Impact of modelling approximations in supply chain analysis – an experimental study

Abstract

This paper presents a study of the comparison of the quality of results obtained at different levels of detail using a supply chain simulation. Analysis of supply chain is typically carried out using aggregated information to maintain the level of complexity of the simulation model at a manageable level. Advances in simulation have provided the ability to build comprehensive (detailed), modular models. The quantitative effect of detailed modelling on the corresponding analysis is investigated in this paper. A three-echelon supply chain is analysed using simulation models of varying levels of detail. Using each of these models, four sets of intensive experiments are performed. The first experiment intends to test whether the supply chain dynamics themselves depend on the modelling accuracy that represents the supply chain. The second and third experiments are conducted to test whether the effectiveness of the strategies employed to reduce the supply chain dynamics vary depending on the type (different detail) of model representing the supply chain.
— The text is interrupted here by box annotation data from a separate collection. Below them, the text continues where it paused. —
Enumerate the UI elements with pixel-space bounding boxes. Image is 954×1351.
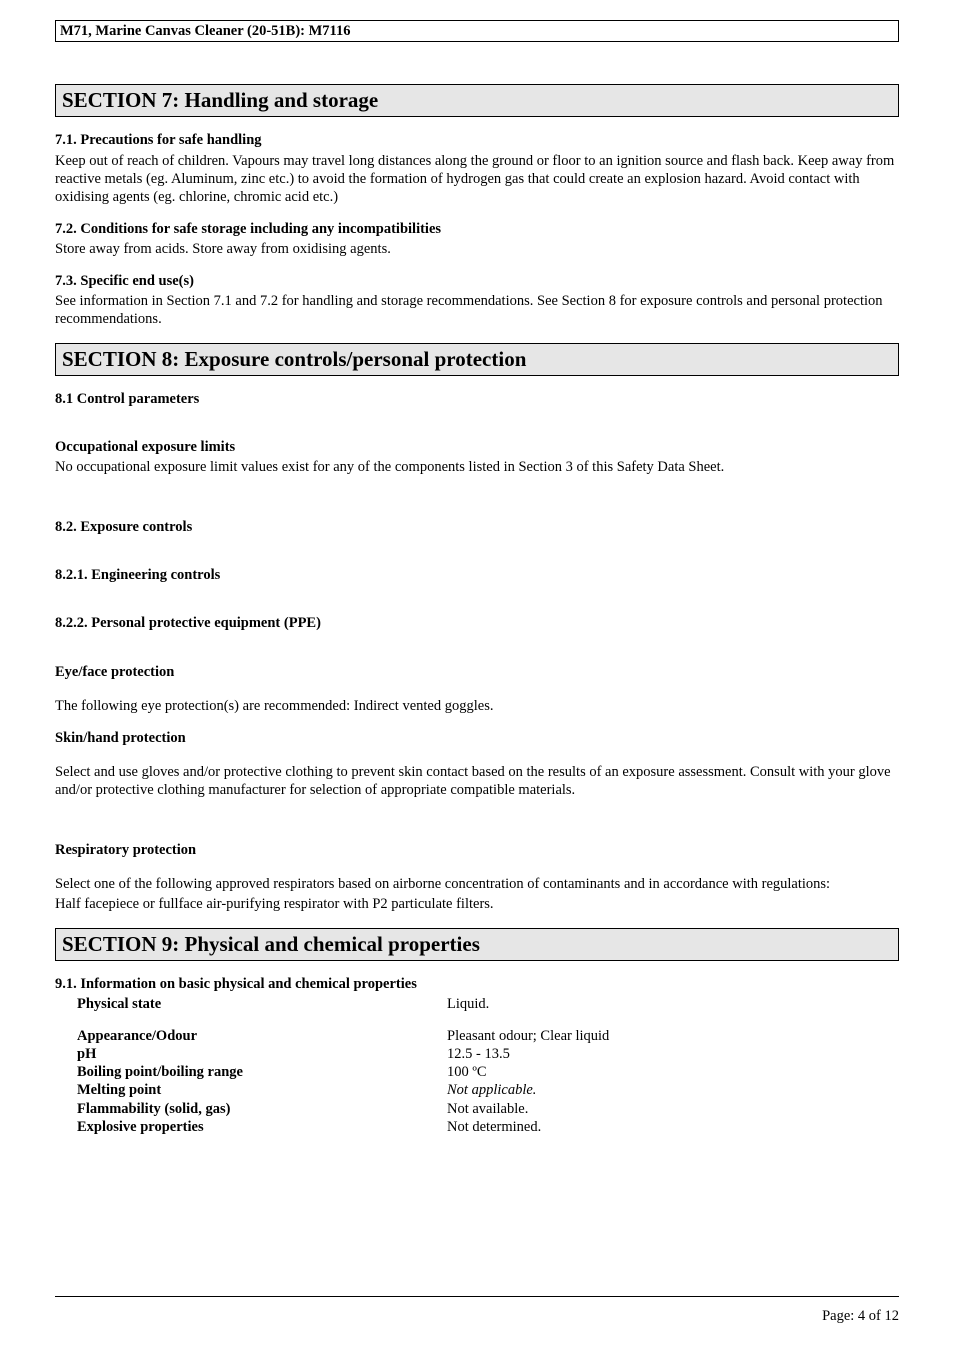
resp-body2: Half facepiece or fullface air-purifying… xyxy=(55,895,899,913)
header-title: M71, Marine Canvas Cleaner (20-51B): M71… xyxy=(60,23,351,39)
s821-heading: 8.2.1. Engineering controls xyxy=(55,566,899,584)
oel-heading: Occupational exposure limits xyxy=(55,438,899,456)
physical-state-key: Physical state xyxy=(55,995,447,1013)
s822-heading: 8.2.2. Personal protective equipment (PP… xyxy=(55,614,899,632)
physical-state-val: Liquid. xyxy=(447,995,899,1013)
s91-heading: 9.1. Information on basic physical and c… xyxy=(55,975,899,993)
oel-body: No occupational exposure limit values ex… xyxy=(55,458,899,476)
skin-heading: Skin/hand protection xyxy=(55,729,899,747)
melting-key: Melting point xyxy=(55,1081,447,1099)
appearance-key: Appearance/Odour xyxy=(55,1027,447,1045)
eye-body: The following eye protection(s) are reco… xyxy=(55,697,899,715)
explosive-key: Explosive properties xyxy=(55,1118,447,1136)
row-flammability: Flammability (solid, gas) Not available. xyxy=(55,1100,899,1118)
boiling-key: Boiling point/boiling range xyxy=(55,1063,447,1081)
skin-body: Select and use gloves and/or protective … xyxy=(55,763,899,799)
flammability-key: Flammability (solid, gas) xyxy=(55,1100,447,1118)
row-physical-state: Physical state Liquid. xyxy=(55,995,899,1013)
explosive-val: Not determined. xyxy=(447,1118,899,1136)
appearance-val: Pleasant odour; Clear liquid xyxy=(447,1027,899,1045)
section9-title: SECTION 9: Physical and chemical propert… xyxy=(62,932,480,956)
s72-heading: 7.2. Conditions for safe storage includi… xyxy=(55,220,899,238)
row-explosive: Explosive properties Not determined. xyxy=(55,1118,899,1136)
resp-heading: Respiratory protection xyxy=(55,841,899,859)
eye-heading: Eye/face protection xyxy=(55,663,899,681)
footer-rule xyxy=(55,1296,899,1297)
s81-heading: 8.1 Control parameters xyxy=(55,390,899,408)
section9-title-bar: SECTION 9: Physical and chemical propert… xyxy=(55,928,899,961)
s71-heading: 7.1. Precautions for safe handling xyxy=(55,131,899,149)
row-boiling: Boiling point/boiling range 100 ºC xyxy=(55,1063,899,1081)
row-ph: pH 12.5 - 13.5 xyxy=(55,1045,899,1063)
resp-body1: Select one of the following approved res… xyxy=(55,875,899,893)
s73-body: See information in Section 7.1 and 7.2 f… xyxy=(55,292,899,328)
s72-body: Store away from acids. Store away from o… xyxy=(55,240,899,258)
s73-heading: 7.3. Specific end use(s) xyxy=(55,272,899,290)
section8-title: SECTION 8: Exposure controls/personal pr… xyxy=(62,347,526,371)
section8-title-bar: SECTION 8: Exposure controls/personal pr… xyxy=(55,343,899,376)
row-appearance: Appearance/Odour Pleasant odour; Clear l… xyxy=(55,1027,899,1045)
row-melting: Melting point Not applicable. xyxy=(55,1081,899,1099)
melting-val: Not applicable. xyxy=(447,1081,899,1099)
ph-key: pH xyxy=(55,1045,447,1063)
header-box: M71, Marine Canvas Cleaner (20-51B): M71… xyxy=(55,20,899,42)
flammability-val: Not available. xyxy=(447,1100,899,1118)
section7-title: SECTION 7: Handling and storage xyxy=(62,88,378,112)
s71-body: Keep out of reach of children. Vapours m… xyxy=(55,152,899,206)
boiling-val: 100 ºC xyxy=(447,1063,899,1081)
s82-heading: 8.2. Exposure controls xyxy=(55,518,899,536)
page-footer: Page: 4 of 12 xyxy=(822,1307,899,1325)
ph-val: 12.5 - 13.5 xyxy=(447,1045,899,1063)
section7-title-bar: SECTION 7: Handling and storage xyxy=(55,84,899,117)
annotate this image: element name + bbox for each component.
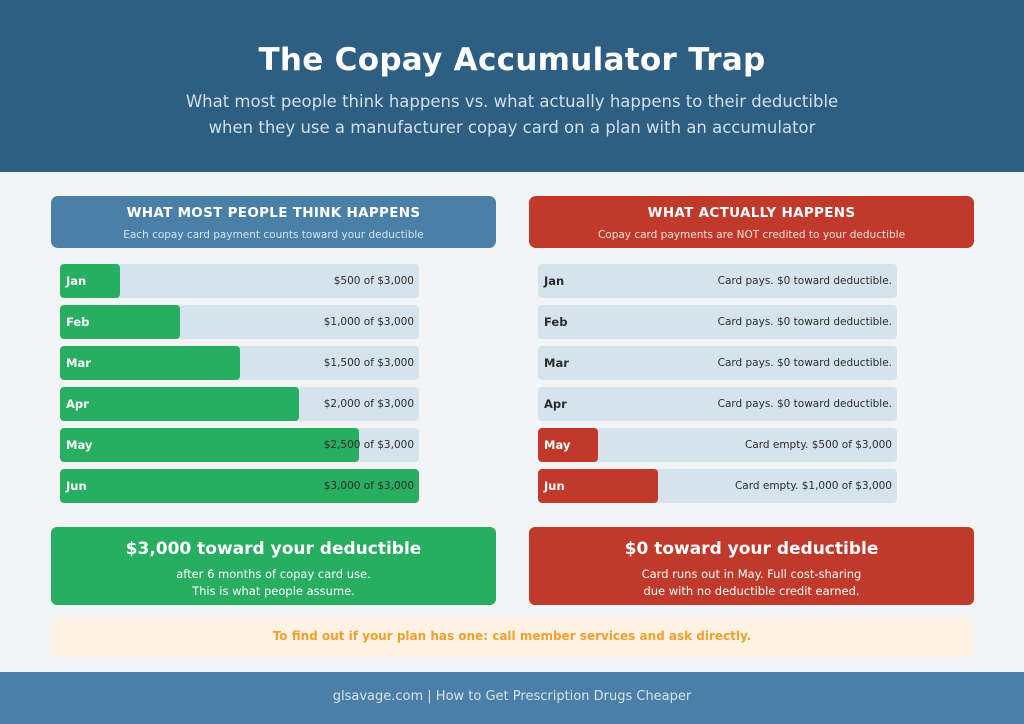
left-bar-fill xyxy=(60,428,360,462)
right-summary-box: $0 toward your deductible Card runs out … xyxy=(529,527,974,605)
left-panel-title: WHAT MOST PEOPLE THINK HAPPENS xyxy=(126,205,421,221)
month-label: Mar xyxy=(544,356,569,370)
page-title: The Copay Accumulator Trap xyxy=(258,42,766,78)
left-bar-row: May $2,500 of $3,000 xyxy=(60,428,419,462)
right-bar-row: Feb Card pays. $0 toward deductible. xyxy=(538,305,897,339)
left-bar-row: Mar $1,500 of $3,000 xyxy=(60,346,419,380)
left-bar-row: Feb $1,000 of $3,000 xyxy=(60,305,419,339)
right-bar-row: Jan Card pays. $0 toward deductible. xyxy=(538,264,897,298)
right-summary-line2: due with no deductible credit earned. xyxy=(643,584,860,598)
left-bar-fill xyxy=(60,469,419,503)
bar-value: Card empty. $500 of $3,000 xyxy=(744,439,892,451)
left-panel-header: WHAT MOST PEOPLE THINK HAPPENS Each copa… xyxy=(51,196,496,248)
tip-callout: To find out if your plan has one: call m… xyxy=(51,617,973,657)
month-label: Feb xyxy=(66,315,90,329)
bar-value: Card pays. $0 toward deductible. xyxy=(717,275,892,287)
bar-value: $500 of $3,000 xyxy=(333,275,414,287)
left-summary-line2: This is what people assume. xyxy=(192,584,355,598)
footer-text: glsavage.com | How to Get Prescription D… xyxy=(332,689,692,704)
page-footer: glsavage.com | How to Get Prescription D… xyxy=(0,672,1024,724)
month-label: Apr xyxy=(544,397,567,411)
left-bar-fill xyxy=(60,387,300,421)
bar-value: $3,000 of $3,000 xyxy=(323,480,414,492)
month-label: May xyxy=(66,438,93,452)
page-subtitle-line2: when they use a manufacturer copay card … xyxy=(208,118,816,137)
right-bar-row: May Card empty. $500 of $3,000 xyxy=(538,428,897,462)
bar-value: Card pays. $0 toward deductible. xyxy=(717,357,892,369)
left-summary-line1: after 6 months of copay card use. xyxy=(176,567,371,581)
month-label: Jun xyxy=(66,479,87,493)
left-summary-title: $3,000 toward your deductible xyxy=(125,539,422,559)
left-bar-row: Jan $500 of $3,000 xyxy=(60,264,419,298)
right-bar-row: Mar Card pays. $0 toward deductible. xyxy=(538,346,897,380)
right-panel-subtitle: Copay card payments are NOT credited to … xyxy=(597,229,906,241)
month-label: May xyxy=(544,438,571,452)
right-bar-fill xyxy=(538,469,658,503)
right-panel-header: WHAT ACTUALLY HAPPENS Copay card payment… xyxy=(529,196,974,248)
left-bar-row: Jun $3,000 of $3,000 xyxy=(60,469,419,503)
bar-value: $2,000 of $3,000 xyxy=(323,398,414,410)
bar-value: Card pays. $0 toward deductible. xyxy=(717,316,892,328)
month-label: Apr xyxy=(66,397,89,411)
bar-value: $1,000 of $3,000 xyxy=(323,316,414,328)
month-label: Feb xyxy=(544,315,568,329)
right-bar-row: Apr Card pays. $0 toward deductible. xyxy=(538,387,897,421)
left-bar-fill xyxy=(60,346,240,380)
month-label: Jan xyxy=(66,274,87,288)
bar-value: Card pays. $0 toward deductible. xyxy=(717,398,892,410)
month-label: Mar xyxy=(66,356,91,370)
month-label: Jan xyxy=(544,274,565,288)
left-bar-row: Apr $2,000 of $3,000 xyxy=(60,387,419,421)
left-bar-fill xyxy=(60,264,120,298)
left-bar-fill xyxy=(60,305,180,339)
right-bar-fill xyxy=(538,428,598,462)
left-summary-box: $3,000 toward your deductible after 6 mo… xyxy=(51,527,496,605)
right-summary-title: $0 toward your deductible xyxy=(624,539,879,559)
bar-value: $2,500 of $3,000 xyxy=(323,439,414,451)
page-header: The Copay Accumulator Trap What most peo… xyxy=(0,0,1024,172)
page-subtitle-line1: What most people think happens vs. what … xyxy=(185,92,839,111)
tip-text: To find out if your plan has one: call m… xyxy=(272,629,752,643)
month-label: Jun xyxy=(544,479,565,493)
left-panel-subtitle: Each copay card payment counts toward yo… xyxy=(123,229,424,241)
bar-value: Card empty. $1,000 of $3,000 xyxy=(734,480,892,492)
bar-value: $1,500 of $3,000 xyxy=(323,357,414,369)
right-summary-line1: Card runs out in May. Full cost-sharing xyxy=(641,567,862,581)
right-bar-row: Jun Card empty. $1,000 of $3,000 xyxy=(538,469,897,503)
right-panel-title: WHAT ACTUALLY HAPPENS xyxy=(647,205,856,221)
In the fourth experiment, statistical techniques are employed to identify which modelling aspect has the most influence on the supply chain dynamics. It is found that the approximations used in modelling, such as delays and capacity, have more impact on the outcome of supply chain analysis than end customer demand. Evidence that both the basic problem (supply chain dynamics) and the solution (strategy to reduce the dynamics) are greatly influenced by the modelling accuracy are presented.

Acknowledgements

We would like to thank the anonymous reviewers for their constructive suggestions which helped in clarifying and improving this paper. The work was supported by the National Institute of Standards and Technology Grant and State of Arizona Information Technology and Commerce Institute Grant.